Individuell angepasste Immuntherapie
"Wir kennen inzwischen einige Stoffe, die die Immunantwort beeinflussen", sagt Cezmi Akdis, Direktor des Schweizerischen Instituts für Allergieforschung und bis vor kurzem Präsident der Europäischen Gesellschaft für Allergie und klinische Immunologieberichtete. Auf dem Weltallergiekongress in Mailand berichtete er kürzlich: "Mit diesen Erkenntnissen können wir Patienten in einigen Jahren hoffentlich eine individuell angepasste, personalisierte Immuntherapie anbieten."

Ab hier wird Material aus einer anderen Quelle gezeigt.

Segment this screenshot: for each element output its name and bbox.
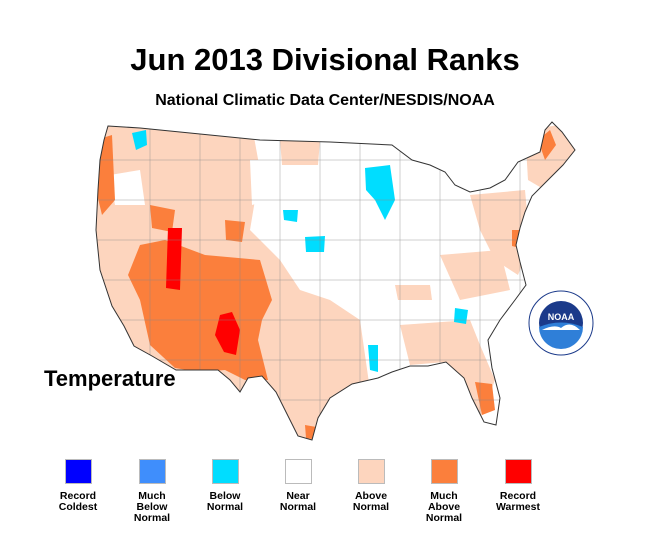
legend-label: Near Normal <box>258 491 338 513</box>
region-above-normal-northeast <box>470 190 530 275</box>
legend-item: Record Warmest <box>478 459 558 513</box>
region-record-warmest-new-mexico <box>215 312 240 355</box>
region-above-normal-tn <box>395 285 432 300</box>
legend-label: Above Normal <box>331 491 411 513</box>
legend-item: Below Normal <box>185 459 265 513</box>
region-below-normal-washington <box>132 130 147 150</box>
legend-label-line: Below <box>136 501 168 513</box>
legend-item: Much Below Normal <box>112 459 192 524</box>
legend-label: Much Below Normal <box>112 491 192 524</box>
region-below-normal-nebraska <box>305 236 325 252</box>
legend-label: Much Above Normal <box>404 491 484 524</box>
legend-item: Record Coldest <box>38 459 118 513</box>
legend-swatch <box>357 459 385 484</box>
region-below-normal-mississippi <box>368 345 378 372</box>
noaa-logo-text: NOAA <box>548 312 575 322</box>
legend-label-line: Record <box>59 490 97 502</box>
region-above-normal-nd <box>280 140 320 165</box>
legend-label-line: Above <box>354 490 388 502</box>
legend-swatch <box>138 459 166 484</box>
legend-label-line: Record <box>499 490 537 502</box>
region-above-normal-va-nc <box>440 250 510 300</box>
region-much-above-idaho <box>150 205 175 232</box>
region-near-normal-wy <box>250 160 268 205</box>
legend-label-line: Below <box>209 490 241 502</box>
legend-label-line: Normal <box>425 512 463 524</box>
legend-label: Record Warmest <box>478 491 558 513</box>
division-boundaries <box>96 122 575 440</box>
noaa-logo: NOAA <box>528 290 594 356</box>
legend-label-line: Much <box>138 490 166 502</box>
legend-label-line: Coldest <box>58 501 98 513</box>
legend-swatch <box>284 459 312 484</box>
legend-swatch <box>430 459 458 484</box>
region-below-normal-south-dakota <box>283 210 298 222</box>
legend-label-line: Normal <box>279 501 317 513</box>
legend-item: Above Normal <box>331 459 411 513</box>
map-title: Jun 2013 Divisional Ranks <box>130 42 520 77</box>
legend-swatch <box>211 459 239 484</box>
us-outline <box>95 121 576 441</box>
legend-label-line: Normal <box>133 512 171 524</box>
region-much-above-wyoming <box>225 220 245 242</box>
region-below-normal-carolina <box>454 308 468 324</box>
legend-label-line: Normal <box>206 501 244 513</box>
legend-item: Near Normal <box>258 459 338 513</box>
legend-label: Record Coldest <box>38 491 118 513</box>
legend-label-line: Normal <box>352 501 390 513</box>
legend-label-line: Much <box>430 490 458 502</box>
region-near-normal-or <box>110 170 145 205</box>
region-record-warmest-utah <box>166 228 182 290</box>
legend-label-line: Near <box>286 490 310 502</box>
legend-swatch <box>64 459 92 484</box>
legend-label-line: Above <box>427 501 461 513</box>
legend-label-line: Warmest <box>496 501 540 513</box>
legend-item: Much Above Normal <box>404 459 484 524</box>
variable-label: Temperature <box>44 366 176 391</box>
legend-swatch <box>504 459 532 484</box>
region-below-normal-wisconsin <box>365 165 395 220</box>
map-subtitle: National Climatic Data Center/NESDIS/NOA… <box>155 92 495 109</box>
region-much-above-south-texas <box>305 425 322 440</box>
legend-label: Below Normal <box>185 491 265 513</box>
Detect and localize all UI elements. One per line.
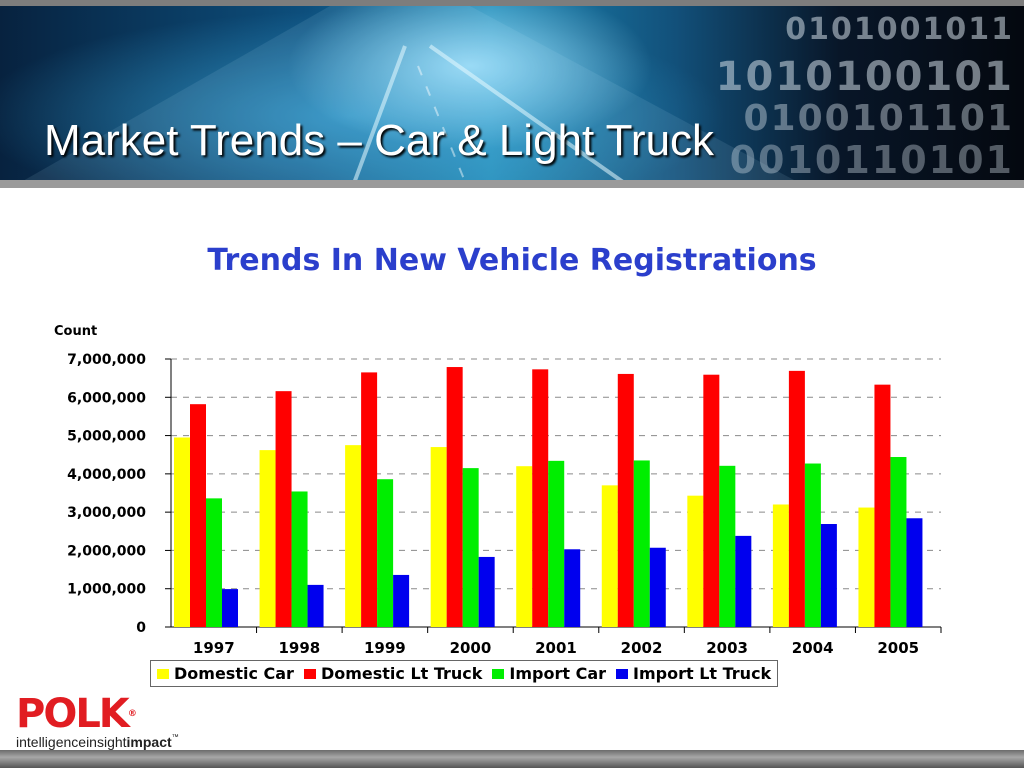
- bar: [259, 450, 276, 627]
- x-tick-label: 1998: [278, 639, 320, 657]
- bar: [516, 466, 533, 627]
- bar: [532, 369, 549, 627]
- x-tick-label: 1997: [193, 639, 235, 657]
- binary-text-2: 1010100101: [715, 54, 1014, 100]
- x-tick-label: 2004: [792, 639, 834, 657]
- header-banner: 0101001011 1010100101 0100101101 0010110…: [0, 0, 1024, 188]
- logo-wordmark: POLK: [16, 691, 130, 737]
- chart-legend: Domestic Car Domestic Lt Truck Import Ca…: [150, 660, 779, 687]
- bar: [858, 507, 875, 627]
- bar: [393, 574, 410, 627]
- y-tick-label: 3,000,000: [67, 505, 146, 521]
- bar: [222, 589, 238, 627]
- legend-item-import-lt-truck: Import Lt Truck: [616, 664, 771, 683]
- x-tick-label: 2001: [535, 639, 577, 657]
- bar: [633, 460, 650, 627]
- registered-mark: ®: [127, 709, 137, 719]
- legend-item-domestic-lt-truck: Domestic Lt Truck: [303, 664, 483, 683]
- y-tick-label: 1,000,000: [67, 582, 146, 598]
- legend-item-import-car: Import Car: [492, 664, 606, 683]
- bar: [291, 491, 308, 627]
- legend-item-domestic-car: Domestic Car: [157, 664, 294, 683]
- tagline-intelligence: intelligence: [16, 734, 87, 750]
- bar: [377, 479, 394, 627]
- tagline-insight: insight: [86, 734, 127, 750]
- polk-logo: POLK® intelligenceinsightimpact™: [16, 694, 179, 750]
- legend-label: Import Car: [509, 664, 607, 683]
- bar: [478, 556, 495, 627]
- chart-title: Trends In New Vehicle Registrations: [207, 243, 817, 278]
- binary-text-1: 0101001011: [785, 12, 1014, 47]
- bar: [190, 404, 206, 627]
- x-tick-label: 1999: [364, 639, 406, 657]
- binary-text-4: 0010110101: [729, 138, 1014, 182]
- bar: [462, 468, 479, 627]
- trademark-mark: ™: [171, 734, 179, 741]
- bar: [804, 463, 821, 627]
- bar: [548, 460, 565, 627]
- bar: [890, 457, 907, 627]
- x-tick-label: 2005: [877, 639, 919, 657]
- bar: [649, 547, 666, 627]
- bar: [564, 549, 581, 627]
- bar: [735, 535, 752, 627]
- legend-swatch: [492, 668, 505, 679]
- bar: [275, 391, 292, 627]
- slide-title: Market Trends – Car & Light Truck: [44, 116, 715, 165]
- bar: [361, 372, 378, 627]
- legend-swatch: [616, 668, 629, 679]
- y-tick-label: 4,000,000: [67, 467, 146, 483]
- legend-label: Domestic Lt Truck: [320, 664, 483, 683]
- legend-swatch: [157, 668, 169, 679]
- y-tick-label: 5,000,000: [67, 429, 146, 445]
- tagline-impact: impact: [126, 734, 172, 750]
- bar: [788, 370, 805, 627]
- bar: [703, 374, 720, 627]
- y-tick-label: 0: [136, 620, 146, 636]
- bar: [601, 485, 618, 627]
- bar: [617, 373, 634, 627]
- y-tick-label: 7,000,000: [67, 352, 146, 368]
- bar: [719, 465, 736, 627]
- bar: [174, 437, 190, 627]
- y-axis-label: Count: [54, 324, 97, 339]
- bar: [906, 518, 923, 627]
- binary-text-3: 0100101101: [743, 98, 1014, 139]
- legend-swatch: [303, 668, 316, 679]
- x-tick-label: 2003: [706, 639, 748, 657]
- x-tick-label: 2002: [621, 639, 663, 657]
- bar: [820, 524, 837, 627]
- y-tick-label: 2,000,000: [67, 543, 146, 559]
- bar: [345, 445, 362, 627]
- x-tick-label: 2000: [450, 639, 492, 657]
- bar: [874, 384, 891, 627]
- legend-label: Domestic Car: [174, 664, 294, 683]
- legend-label: Import Lt Truck: [633, 664, 772, 683]
- bar: [772, 504, 789, 627]
- bar: [446, 367, 463, 627]
- road-graphic: [24, 6, 794, 180]
- logo-tagline: intelligenceinsightimpact™: [16, 734, 179, 750]
- bar: [307, 584, 324, 627]
- logo-mark: POLK®: [16, 694, 179, 734]
- footer-bar: [0, 750, 1024, 768]
- bar: [206, 498, 222, 627]
- bar-chart: Count 0 1,000,000 2,000,000 3,000,000 4,000,0…: [54, 324, 942, 657]
- y-tick-label: 6,000,000: [67, 390, 146, 406]
- bar: [430, 447, 447, 627]
- bar: [687, 495, 704, 627]
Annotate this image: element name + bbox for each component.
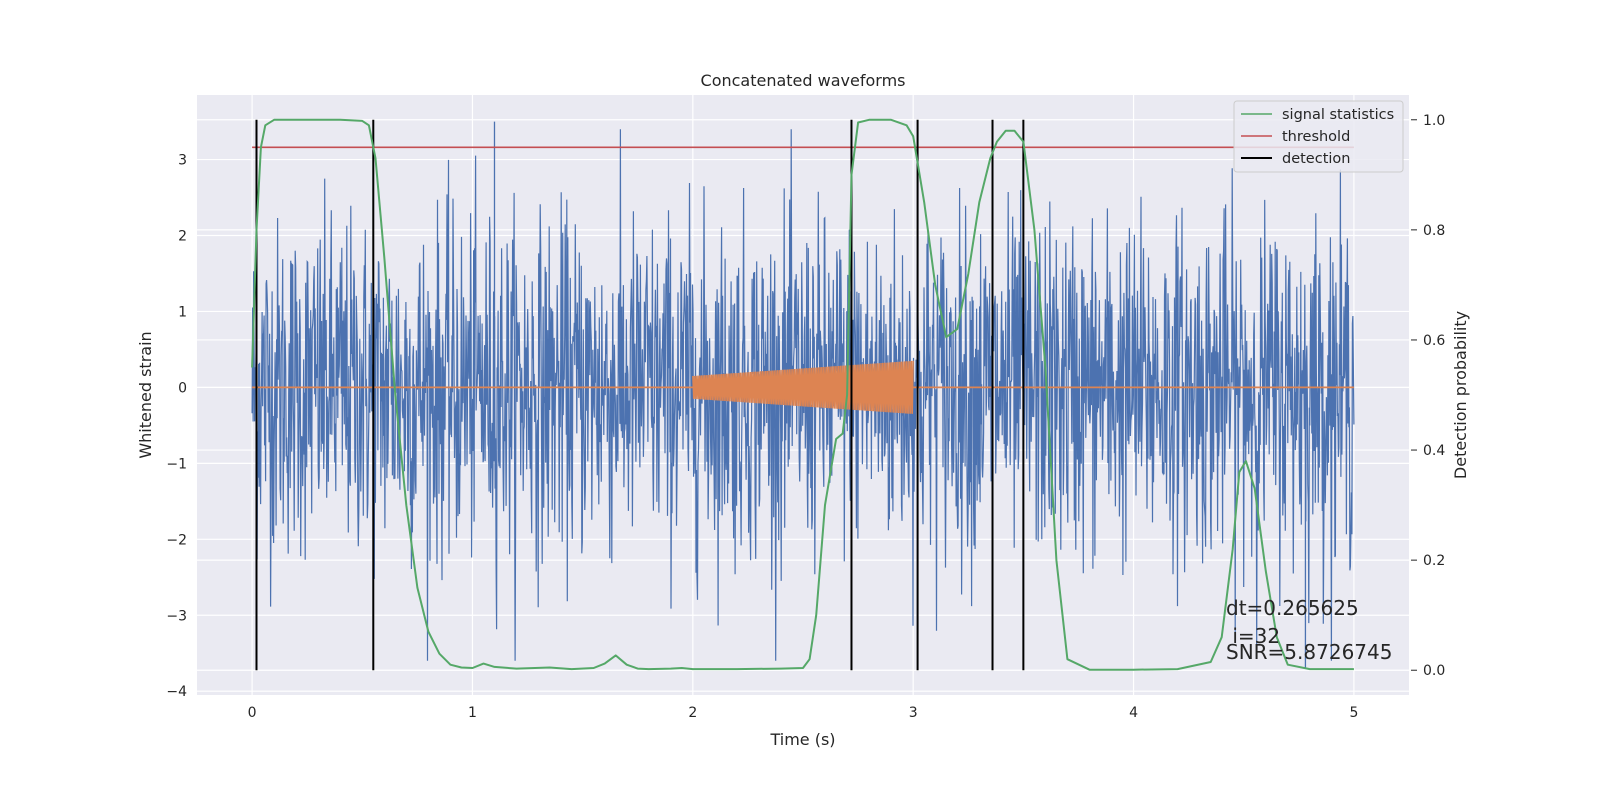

Bis dahin bleibt Bienenallergikern nur, sich von Klee und Bienenstöcken fernzuhalten. Oder eine Immuntherapie machen zu lassen - und zu hoffen, dass diese schützt. "Ist ein Schutz aufgebaut, hält er vermutlich lebenslang", sagt Schmid-Grendelmeier. Aber da man das noch nicht hundertprozentig wisse, sollten Allergiker wie Westermann immer Notfallmedikamente dabei haben. "Das gehört zum Badetag am See für Allergiker dazu."